Abstract In HIV-1 infection, plasma viral load (VL) has dual implications for pathogenesis and public health. Based on well-known patterns of HIV-1 evolution and immune escape, we hypothesized that VL is an evolving quantitative trait that depends heavily on duration of infection (DOI), demographic features, human leukocyte antigen (HLA) genotypes and viral characteristics. Prospective data from 421 African seroconverters with at least four eligible visits did show relatively steady VL beyond 3 months of untreated infection, but host and viral factors independently associated with cross-sectional and longitudinal VL often varied by analytical approaches and sliding time windows.
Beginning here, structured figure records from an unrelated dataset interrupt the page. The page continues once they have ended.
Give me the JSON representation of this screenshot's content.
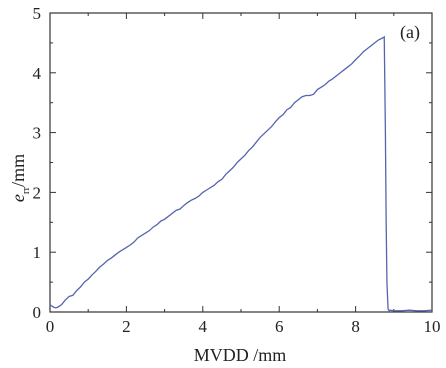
{
  "chart_data": {
    "type": "line",
    "panel_label": "(a)",
    "xlabel": "MVDD /mm",
    "ylabel": {
      "main": "e",
      "subscript": "rr",
      "unit": "/mm"
    },
    "xlim": [
      0,
      10
    ],
    "ylim": [
      0,
      5
    ],
    "xticks": [
      0,
      2,
      4,
      6,
      8,
      10
    ],
    "yticks": [
      0,
      1,
      2,
      3,
      4,
      5
    ],
    "grid": false,
    "line_color": "#5566b0",
    "series": [
      {
        "x": [
          0.0,
          0.05,
          0.1,
          0.15,
          0.2,
          0.3,
          0.4,
          0.5,
          0.6,
          0.7,
          0.8,
          0.9,
          1.0,
          1.1,
          1.2,
          1.3,
          1.4,
          1.5,
          1.6,
          1.7,
          1.8,
          1.9,
          2.0,
          2.1,
          2.2,
          2.3,
          2.4,
          2.5,
          2.6,
          2.7,
          2.8,
          2.9,
          3.0,
          3.1,
          3.2,
          3.3,
          3.4,
          3.5,
          3.6,
          3.7,
          3.8,
          3.9,
          4.0,
          4.1,
          4.2,
          4.3,
          4.4,
          4.5,
          4.6,
          4.7,
          4.8,
          4.9,
          5.0,
          5.1,
          5.2,
          5.3,
          5.4,
          5.5,
          5.6,
          5.7,
          5.8,
          5.9,
          6.0,
          6.1,
          6.2,
          6.3,
          6.4,
          6.5,
          6.6,
          6.7,
          6.8,
          6.9,
          7.0,
          7.1,
          7.2,
          7.3,
          7.4,
          7.5,
          7.6,
          7.7,
          7.8,
          7.9,
          8.0,
          8.1,
          8.2,
          8.3,
          8.4,
          8.5,
          8.6,
          8.7,
          8.75,
          8.78,
          8.8,
          8.82,
          8.85,
          8.88,
          8.9,
          9.0,
          9.2,
          9.4,
          9.6,
          9.8,
          10.0
        ],
        "y": [
          0.12,
          0.1,
          0.08,
          0.07,
          0.08,
          0.12,
          0.2,
          0.26,
          0.28,
          0.36,
          0.42,
          0.5,
          0.55,
          0.62,
          0.68,
          0.75,
          0.8,
          0.86,
          0.9,
          0.95,
          1.0,
          1.04,
          1.08,
          1.12,
          1.17,
          1.24,
          1.28,
          1.32,
          1.36,
          1.42,
          1.46,
          1.52,
          1.55,
          1.6,
          1.65,
          1.7,
          1.72,
          1.78,
          1.83,
          1.87,
          1.9,
          1.94,
          2.0,
          2.04,
          2.08,
          2.12,
          2.18,
          2.22,
          2.3,
          2.36,
          2.42,
          2.5,
          2.56,
          2.62,
          2.7,
          2.76,
          2.84,
          2.92,
          2.98,
          3.04,
          3.1,
          3.18,
          3.25,
          3.3,
          3.38,
          3.42,
          3.5,
          3.55,
          3.6,
          3.62,
          3.62,
          3.64,
          3.72,
          3.76,
          3.8,
          3.86,
          3.9,
          3.95,
          4.0,
          4.05,
          4.1,
          4.15,
          4.22,
          4.28,
          4.35,
          4.4,
          4.45,
          4.5,
          4.55,
          4.58,
          4.6,
          3.0,
          1.5,
          0.5,
          0.05,
          0.02,
          0.03,
          0.02,
          0.02,
          0.03,
          0.02,
          0.02,
          0.03
        ]
      }
    ]
  }
}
Specifically, the effects of age, HLA-B⁎ 53 and infecting HIV-1 subtypes (A1, C and others) on VL were either sporadic or highly sensitive to time windows. These observations were strengthened by the addition of 111 seroconverters with 2–3 eligible VL results, suggesting that DOI should be a critical parameter in epidemiological and clinical studies.